More than 100 people, including family and friends from Queensland, New South Wales and New Zealand, and fellow students, attended in support of Mr Cullen’s achievements.
Mr Cullen was diagnosed with progressive Multiple Sclerosis in 2012. It is a chronic disease that attacks the nervous system, disrupting the communication between the body and brain. Mr Cullen’s diagnosis took two years, resulting in doctors locating “innumerable” lesions on his brain.
At the time of his diagnosis, Mr Cullen was studying ACU’s Graduate Diploma in Theological Studies. He said his academic milestone was due in part to receiving the ACU Centre for Liturgy’s Postgraduate Scholarship in 2020. Mr Cullen said the Centre’s Director, Professor Clare Johnson, inspired him to pursue a masters degree in spite of his MS diagnosis.
“She got me through my postgraduate diploma studies in liturgy and inspired me to go on,” Mr Cullen said.
“I never thought I would be in this position to receive this wonderful award of the masters.
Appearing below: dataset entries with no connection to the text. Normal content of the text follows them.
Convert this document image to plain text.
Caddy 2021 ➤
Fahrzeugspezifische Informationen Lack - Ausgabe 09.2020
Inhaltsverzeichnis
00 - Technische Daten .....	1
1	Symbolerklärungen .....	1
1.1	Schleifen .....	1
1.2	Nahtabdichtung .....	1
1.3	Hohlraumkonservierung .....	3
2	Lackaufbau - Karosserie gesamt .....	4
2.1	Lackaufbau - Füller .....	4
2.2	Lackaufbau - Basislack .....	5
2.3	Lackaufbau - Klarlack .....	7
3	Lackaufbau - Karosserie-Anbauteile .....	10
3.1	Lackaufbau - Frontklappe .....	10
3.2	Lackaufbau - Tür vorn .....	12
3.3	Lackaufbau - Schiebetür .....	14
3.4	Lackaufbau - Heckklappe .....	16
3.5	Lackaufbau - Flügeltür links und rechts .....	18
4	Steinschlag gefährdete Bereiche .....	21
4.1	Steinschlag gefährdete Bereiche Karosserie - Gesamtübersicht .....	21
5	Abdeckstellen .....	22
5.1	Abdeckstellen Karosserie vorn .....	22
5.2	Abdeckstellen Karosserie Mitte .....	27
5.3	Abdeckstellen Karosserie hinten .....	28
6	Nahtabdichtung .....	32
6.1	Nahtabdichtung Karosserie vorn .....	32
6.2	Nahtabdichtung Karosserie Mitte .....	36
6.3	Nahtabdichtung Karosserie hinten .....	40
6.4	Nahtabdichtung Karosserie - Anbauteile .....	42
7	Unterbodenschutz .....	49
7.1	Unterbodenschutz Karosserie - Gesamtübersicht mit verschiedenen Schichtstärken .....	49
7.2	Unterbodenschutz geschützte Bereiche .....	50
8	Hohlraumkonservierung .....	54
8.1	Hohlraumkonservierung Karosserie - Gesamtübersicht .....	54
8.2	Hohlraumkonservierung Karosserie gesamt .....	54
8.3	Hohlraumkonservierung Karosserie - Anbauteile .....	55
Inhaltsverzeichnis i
“So many people have contributed to this journey. I have been carried by prayer and I have reached, finally, this moment.”
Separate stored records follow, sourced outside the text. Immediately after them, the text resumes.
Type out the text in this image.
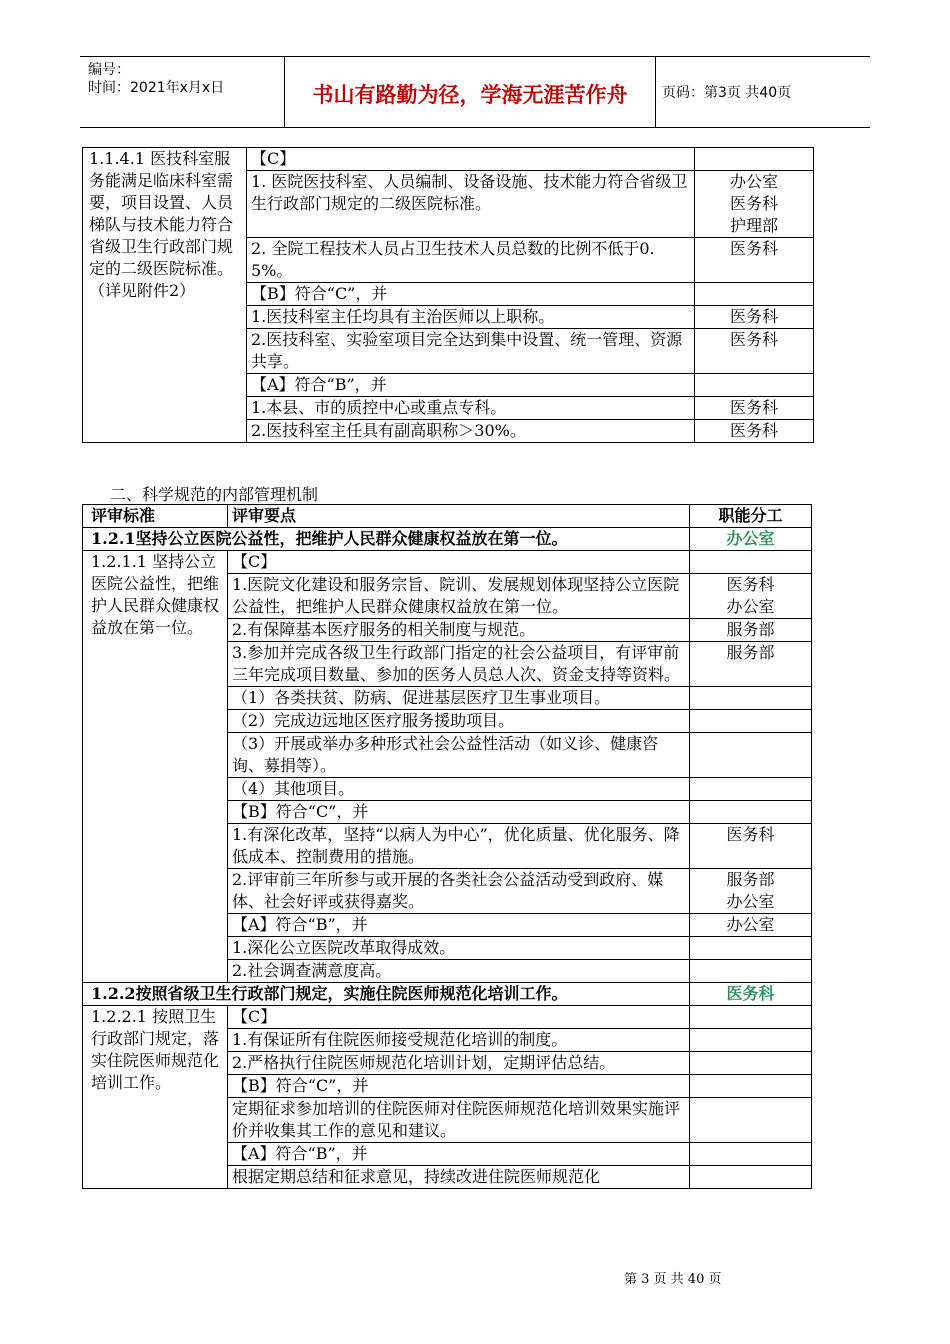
编号：
时间：2021年x月x日	书山有路勤为径，学海无涯苦作舟	页码：第3页 共40页
1.1.4.1 医技科室服务能满足临床科室需要，项目设置、人员梯队与技术能力符合省级卫生行政部门规定的二级医院标准。 （详见附件2）	【C】	
	1. 医院医技科室、人员编制、设备设施、技术能力符合省级卫生行政部门规定的二级医院标准。	办公室
医务科
护理部
	2. 全院工程技术人员占卫生技术人员总数的比例不低于0.5%。	医务科
	【B】符合“C”，并	
	1.医技科室主任均具有主治医师以上职称。	医务科
	2.医技科室、实验室项目完全达到集中设置、统一管理、资源共享。	医务科
	【A】符合“B”，并	
	1.本县、市的质控中心或重点专科。	医务科
	2.医技科室主任具有副高职称＞30%。	医务科
二、科学规范的内部管理机制
评审标准	评审要点	职能分工
1.2.1坚持公立医院公益性，把维护人民群众健康权益放在第一位。		办公室
1.2.1.1 坚持公立医院公益性，把维护人民群众健康权益放在第一位。	【C】	
	1.医院文化建设和服务宗旨、院训、发展规划体现坚持公立医院公益性，把维护人民群众健康权益放在第一位。	医务科
办公室
	2.有保障基本医疗服务的相关制度与规范。	服务部
	3.参加并完成各级卫生行政部门指定的社会公益项目，有评审前三年完成项目数量、参加的医务人员总人次、资金支持等资料。	服务部
	（1）各类扶贫、防病、促进基层医疗卫生事业项目。	
	（2）完成边远地区医疗服务援助项目。	
	（3）开展或举办多种形式社会公益性活动（如义诊、健康咨询、募捐等）。	
	（4）其他项目。	
	【B】符合“C”，并	
	1.有深化改革，坚持“以病人为中心”，优化质量、优化服务、降低成本、控制费用的措施。	医务科
	2.评审前三年所参与或开展的各类社会公益活动受到政府、媒体、社会好评或获得嘉奖。	服务部
办公室
	【A】符合“B”，并	办公室
	1.深化公立医院改革取得成效。	
	2.社会调查满意度高。	
1.2.2按照省级卫生行政部门规定，实施住院医师规范化培训工作。		医务科
1.2.2.1 按照卫生行政部门规定，落实住院医师规范化培训工作。	【C】	
	1.有保证所有住院医师接受规范化培训的制度。	
	2.严格执行住院医师规范化培训计划，定期评估总结。	
	【B】符合“C”，并	
	定期征求参加培训的住院医师对住院医师规范化培训效果实施评价并收集其工作的意见和建议。	
	【A】符合“B”，并	
	根据定期总结和征求意见，持续改进住院医师规范化	
第 3 页 共 40 页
ACU Chancellor, the Honourable Martin Daubney AM KC, awarded Mr Cullen his masters degree during the ceremony, saying he reached the milestone achievement “through his faith and trust in God”.
As well as the award of a masters degree, the university also gifted Mr Cullen with a plaque of St Mary of the Cross MacKillop, the patron saint of ACU.
“I have meditated a lot in front of this plaque of Mary MacKillop as I come here to church,” Mr Cullen said.
“My heart is filled with grace and gratitude ‘for the Lord has done great things for me’.”
Mr Cullen has spent most of his life as a chorister in both cathedral and parish settings, including at St Mary’s Cathedral, Sydney, as a young boy, and with the ACU Brisbane Choir. Before being diagnosed with MS, he was discerning a call to the priesthood.
His love of music and the liturgy was central to the research project associated with his masters. Mr Cullen’s research essay focused on whether Cathedral choirs today fostered the active participation of the gathered assembly as per the instructions of the Second Vatican Council.
Due to a loss of dexterity in his hands, Mr Cullen said he was not certain he would be able to pursue further study. However, his strong Catholic faith has given him hope.
“I think the MS is a gift because ultimately, it means you have to give everything to God,” Mr Cullen said.